Revisiting Mick Jagger’s ‘State of Shock’ Collaboration With Michael Jackson
In 1984, there was no figure on the pop landscape larger than Michael Jackson. Although his monster hit Thriller was released two years earlier, he was still riding high off that album's singles. Videos for "Billie Jean," "Beat It" and the title track remained in constant rotation on MTV.
Nonetheless, he returned for a final family recording with his siblings, helping complete the Jacksons' Victory in the summer of 1984. The album -- which was followed by a stadium tour -- would become the group's last platinum effort, and its highest-selling non-Motown recording.

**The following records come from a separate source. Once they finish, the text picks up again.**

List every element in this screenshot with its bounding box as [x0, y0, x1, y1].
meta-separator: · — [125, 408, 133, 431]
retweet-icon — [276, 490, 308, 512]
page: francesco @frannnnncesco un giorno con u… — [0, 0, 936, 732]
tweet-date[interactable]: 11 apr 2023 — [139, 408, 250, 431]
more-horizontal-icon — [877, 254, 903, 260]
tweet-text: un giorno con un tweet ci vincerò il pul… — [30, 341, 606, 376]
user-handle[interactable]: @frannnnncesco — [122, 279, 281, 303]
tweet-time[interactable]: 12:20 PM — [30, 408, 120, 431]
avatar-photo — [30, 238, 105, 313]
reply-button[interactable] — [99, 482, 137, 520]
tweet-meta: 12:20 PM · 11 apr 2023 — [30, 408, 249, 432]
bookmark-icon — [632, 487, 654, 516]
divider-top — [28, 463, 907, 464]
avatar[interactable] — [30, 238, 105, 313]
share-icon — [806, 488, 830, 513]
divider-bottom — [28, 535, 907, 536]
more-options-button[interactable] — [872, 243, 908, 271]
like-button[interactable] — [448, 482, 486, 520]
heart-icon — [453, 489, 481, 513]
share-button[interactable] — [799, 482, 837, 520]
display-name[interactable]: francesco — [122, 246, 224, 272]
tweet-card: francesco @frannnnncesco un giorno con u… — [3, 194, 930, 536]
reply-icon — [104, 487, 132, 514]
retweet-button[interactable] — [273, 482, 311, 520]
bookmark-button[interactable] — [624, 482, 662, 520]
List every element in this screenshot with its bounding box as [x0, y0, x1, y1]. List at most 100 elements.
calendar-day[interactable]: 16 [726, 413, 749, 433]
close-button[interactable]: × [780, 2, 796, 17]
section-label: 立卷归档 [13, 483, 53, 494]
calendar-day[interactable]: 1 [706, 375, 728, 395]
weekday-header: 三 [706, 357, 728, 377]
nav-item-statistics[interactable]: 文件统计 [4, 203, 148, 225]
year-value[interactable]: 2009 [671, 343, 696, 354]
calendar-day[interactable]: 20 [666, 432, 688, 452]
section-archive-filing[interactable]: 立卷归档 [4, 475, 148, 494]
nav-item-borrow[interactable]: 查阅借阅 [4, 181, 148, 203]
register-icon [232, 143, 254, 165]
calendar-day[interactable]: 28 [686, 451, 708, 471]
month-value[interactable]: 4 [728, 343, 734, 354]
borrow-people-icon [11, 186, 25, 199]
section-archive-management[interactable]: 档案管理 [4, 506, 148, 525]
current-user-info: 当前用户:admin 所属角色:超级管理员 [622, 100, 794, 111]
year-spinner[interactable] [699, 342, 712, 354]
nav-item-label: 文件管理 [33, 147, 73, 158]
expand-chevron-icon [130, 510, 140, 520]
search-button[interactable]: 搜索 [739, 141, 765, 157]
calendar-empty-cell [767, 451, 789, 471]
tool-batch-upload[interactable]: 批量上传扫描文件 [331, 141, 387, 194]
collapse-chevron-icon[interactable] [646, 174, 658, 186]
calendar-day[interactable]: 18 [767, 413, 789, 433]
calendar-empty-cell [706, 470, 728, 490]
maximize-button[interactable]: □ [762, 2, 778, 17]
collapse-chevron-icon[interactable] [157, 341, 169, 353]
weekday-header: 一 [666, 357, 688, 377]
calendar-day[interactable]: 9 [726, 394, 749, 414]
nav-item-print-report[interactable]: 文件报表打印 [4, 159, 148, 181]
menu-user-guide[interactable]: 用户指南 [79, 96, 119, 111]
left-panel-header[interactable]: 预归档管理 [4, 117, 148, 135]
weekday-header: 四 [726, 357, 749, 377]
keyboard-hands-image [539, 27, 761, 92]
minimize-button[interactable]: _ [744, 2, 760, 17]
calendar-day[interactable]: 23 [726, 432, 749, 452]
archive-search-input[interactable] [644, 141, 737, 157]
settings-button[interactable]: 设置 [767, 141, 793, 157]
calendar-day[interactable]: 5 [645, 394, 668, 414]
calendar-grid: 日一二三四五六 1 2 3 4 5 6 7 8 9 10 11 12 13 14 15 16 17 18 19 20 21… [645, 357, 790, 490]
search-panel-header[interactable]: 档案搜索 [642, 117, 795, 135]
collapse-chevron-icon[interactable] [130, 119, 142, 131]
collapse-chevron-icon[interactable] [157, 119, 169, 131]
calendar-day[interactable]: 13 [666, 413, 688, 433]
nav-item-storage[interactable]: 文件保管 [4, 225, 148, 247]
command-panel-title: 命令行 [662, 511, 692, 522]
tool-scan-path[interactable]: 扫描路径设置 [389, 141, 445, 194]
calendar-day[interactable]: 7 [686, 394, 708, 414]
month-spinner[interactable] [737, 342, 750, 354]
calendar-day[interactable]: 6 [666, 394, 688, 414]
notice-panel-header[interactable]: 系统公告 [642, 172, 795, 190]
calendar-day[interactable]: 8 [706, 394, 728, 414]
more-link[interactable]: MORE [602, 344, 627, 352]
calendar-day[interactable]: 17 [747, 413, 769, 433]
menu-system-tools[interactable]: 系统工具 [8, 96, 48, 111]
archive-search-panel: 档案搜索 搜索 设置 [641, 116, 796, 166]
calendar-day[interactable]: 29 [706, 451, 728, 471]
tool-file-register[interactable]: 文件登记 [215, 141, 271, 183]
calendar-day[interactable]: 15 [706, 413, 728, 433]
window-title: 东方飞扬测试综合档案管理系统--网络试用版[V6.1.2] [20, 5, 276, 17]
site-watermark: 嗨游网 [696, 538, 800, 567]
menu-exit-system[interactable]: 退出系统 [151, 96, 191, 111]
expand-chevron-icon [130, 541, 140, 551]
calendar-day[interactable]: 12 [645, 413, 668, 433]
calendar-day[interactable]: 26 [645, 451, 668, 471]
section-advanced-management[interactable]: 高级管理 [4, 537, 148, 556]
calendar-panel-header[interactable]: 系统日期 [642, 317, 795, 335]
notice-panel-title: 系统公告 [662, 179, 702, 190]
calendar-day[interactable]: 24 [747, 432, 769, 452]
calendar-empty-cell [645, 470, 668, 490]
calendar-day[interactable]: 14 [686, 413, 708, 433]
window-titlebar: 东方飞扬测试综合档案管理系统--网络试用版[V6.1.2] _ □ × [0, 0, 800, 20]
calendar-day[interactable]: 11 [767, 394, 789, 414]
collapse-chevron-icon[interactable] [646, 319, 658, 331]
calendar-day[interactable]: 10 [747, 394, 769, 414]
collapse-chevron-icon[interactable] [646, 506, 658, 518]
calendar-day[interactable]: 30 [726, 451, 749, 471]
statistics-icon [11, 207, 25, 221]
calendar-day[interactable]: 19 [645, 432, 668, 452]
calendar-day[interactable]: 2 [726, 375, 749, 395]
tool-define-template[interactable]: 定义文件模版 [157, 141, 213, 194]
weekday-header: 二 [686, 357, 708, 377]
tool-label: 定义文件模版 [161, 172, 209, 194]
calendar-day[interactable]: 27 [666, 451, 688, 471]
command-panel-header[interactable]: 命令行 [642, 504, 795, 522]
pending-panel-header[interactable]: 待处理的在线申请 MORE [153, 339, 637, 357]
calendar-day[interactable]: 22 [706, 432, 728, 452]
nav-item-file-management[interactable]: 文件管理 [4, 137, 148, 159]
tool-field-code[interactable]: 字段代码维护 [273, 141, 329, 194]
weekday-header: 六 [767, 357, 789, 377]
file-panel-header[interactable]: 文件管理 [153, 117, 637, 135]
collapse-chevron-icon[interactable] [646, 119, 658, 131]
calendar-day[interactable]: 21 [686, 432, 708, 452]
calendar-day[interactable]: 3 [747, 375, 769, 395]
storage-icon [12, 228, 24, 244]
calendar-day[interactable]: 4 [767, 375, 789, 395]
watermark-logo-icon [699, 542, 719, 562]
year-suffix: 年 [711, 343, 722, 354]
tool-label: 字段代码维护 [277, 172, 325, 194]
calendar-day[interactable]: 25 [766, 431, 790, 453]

Michael and company, then known as the Jackson 5, had begun their career in 1969 on that iconic R&B label, selling 13 million copies over their initial three 1969-70 album releases alone. That Victory ultimately emerged as a half-baked effort, made up of tracks worked out by the Jackson brothers in solo settings, meant little to a fan base hungry for any new product from Michael.
As such, it's of little surprise that the best-known track from Victory remains "State of Shock," one that Michael Jackson penned with Jacksons guitarist Randy Hansen. He upped the ante, however, by inviting a famous rock star along for the sessions. Initially, the duet was scheduled with Queen vocalist Freddie Mercury but, when that recording couldn't be completed, Jackson called on the Rolling Stones vocalist Mick Jagger to step in.
Jagger certainly had nothing to prove as a member of the Stones, having remained relevant into a new decade via massive tours and the great critical reception for 1981's Tattoo You. But with the future of the Stones in doubt by this time, Jagger was looking to establish himself as a solo artist -- he was working on She's the Boss when "State of Shock" came out -- and hitching a ride on Jackson's rocket-like trajectory was a perfect place for him to start.
The plan worked as well as expected when "State of Shock" was released in June 1984. Critics may have panned it for being a manufactured event, simply noteworthy for the duo singing on it, but the public saw things differently. The song reached No. 3 on the Billboard Hot 100, Jagger's highest-ever charting Billboard Hot 100 solo song. For the Jacksons, it became their final single to be certified gold.